Written by Amie on August 3, 2009 – 12:38 am -

Positive Vibration

When I am feeling out of sorts, I try to reach for things that I know will make me feel better almost instantly. I do keep a list of things that will turn my mood around, unless it is just one of those times that I need to just *be* with my crappy feelings. One of those things is music. There are songs that make me feel good that I listen to, or I just start humming any sound I feel like. Music puts me on a positive vibration. I can be feeling horrible, but as soon as I listen to certain music, I feel better.

Crying easily!

A friend sent me this video, and I think it is so beautiful that I wanted to share it with you! I cry easily when I hear or see  something beautiful, so this brought tears to my eyes. It really is amazing how music affects us. It is wonderful to just be with music, and let our bodies feel the vibration. Just humming a tune helps me feel good. It really feels good. It is an instant mood booster!
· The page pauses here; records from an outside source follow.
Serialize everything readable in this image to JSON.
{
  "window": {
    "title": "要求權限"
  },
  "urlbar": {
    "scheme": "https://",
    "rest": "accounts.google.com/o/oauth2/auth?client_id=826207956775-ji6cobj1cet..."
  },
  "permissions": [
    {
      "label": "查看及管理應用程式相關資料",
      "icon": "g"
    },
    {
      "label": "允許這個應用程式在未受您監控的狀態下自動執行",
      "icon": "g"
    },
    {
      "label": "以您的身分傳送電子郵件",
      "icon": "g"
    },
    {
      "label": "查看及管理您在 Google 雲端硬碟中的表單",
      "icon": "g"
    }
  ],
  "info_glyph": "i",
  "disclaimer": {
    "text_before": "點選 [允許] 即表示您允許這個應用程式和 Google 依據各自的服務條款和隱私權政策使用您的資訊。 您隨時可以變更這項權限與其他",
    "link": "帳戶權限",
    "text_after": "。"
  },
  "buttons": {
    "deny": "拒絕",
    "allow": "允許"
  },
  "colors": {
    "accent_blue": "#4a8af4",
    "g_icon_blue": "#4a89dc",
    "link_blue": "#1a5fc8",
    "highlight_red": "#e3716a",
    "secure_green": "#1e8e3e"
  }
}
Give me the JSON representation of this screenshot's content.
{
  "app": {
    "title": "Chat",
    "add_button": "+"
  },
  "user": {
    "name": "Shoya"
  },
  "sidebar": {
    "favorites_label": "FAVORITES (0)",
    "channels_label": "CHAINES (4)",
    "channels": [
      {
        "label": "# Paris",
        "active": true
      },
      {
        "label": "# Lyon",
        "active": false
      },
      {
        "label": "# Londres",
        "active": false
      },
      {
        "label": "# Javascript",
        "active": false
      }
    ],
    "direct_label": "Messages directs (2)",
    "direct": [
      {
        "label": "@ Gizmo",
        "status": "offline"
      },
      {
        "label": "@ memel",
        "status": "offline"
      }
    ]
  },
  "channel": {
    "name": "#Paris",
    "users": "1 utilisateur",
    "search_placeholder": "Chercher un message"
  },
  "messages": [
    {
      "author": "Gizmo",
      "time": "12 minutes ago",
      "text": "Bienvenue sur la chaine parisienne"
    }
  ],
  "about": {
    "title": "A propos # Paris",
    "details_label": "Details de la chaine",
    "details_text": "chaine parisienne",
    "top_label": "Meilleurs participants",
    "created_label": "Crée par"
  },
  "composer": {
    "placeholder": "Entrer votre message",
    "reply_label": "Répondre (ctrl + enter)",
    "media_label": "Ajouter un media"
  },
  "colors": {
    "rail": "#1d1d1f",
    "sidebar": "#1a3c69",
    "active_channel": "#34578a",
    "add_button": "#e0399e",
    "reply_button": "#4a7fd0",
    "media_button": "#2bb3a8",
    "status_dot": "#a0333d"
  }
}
Here is the lovely video I would like to share. Enjoy!

It’s okay to feel crappy!

I also want to point out that it is okay to feel crappy sometimes. Yes, there are ways to shift it, but only if it really needs to be shifted. One thing I am working on learning is that I don’t always have to try to shift my mood. I am learning to just allow my emotions and moods. This is one of those things that is an on-going practice. My habit in the past has been to try to make the bad mood go away, or to find something to blame it on. I have learned that when I try to find something to blame it on, it makes me feel worse because then I send the message to myself that something is wrong with me. If I feel depressed, I have taught myself to feel like I am failing. Something must be wrong with me if I can’t change the way I feel. These are all part of those thoughts and beliefs that just aren’t true. There is nothing wrong with feeling strong negative emotions. The problem comes in when we allow those conditioned beliefs to take a hold on us. This becomes a vicious cycle. We feel depressed, so we start beating ourselves up by getting sucked into the conditioned beliefs and thoughts that something must be wrong if we are feeling depressed. I try to remind myself that it is okay to feel bad sometimes! It really is part of being human. The more I allow my strong negative stuff to express itself, the longer I go between times of feeling depressed.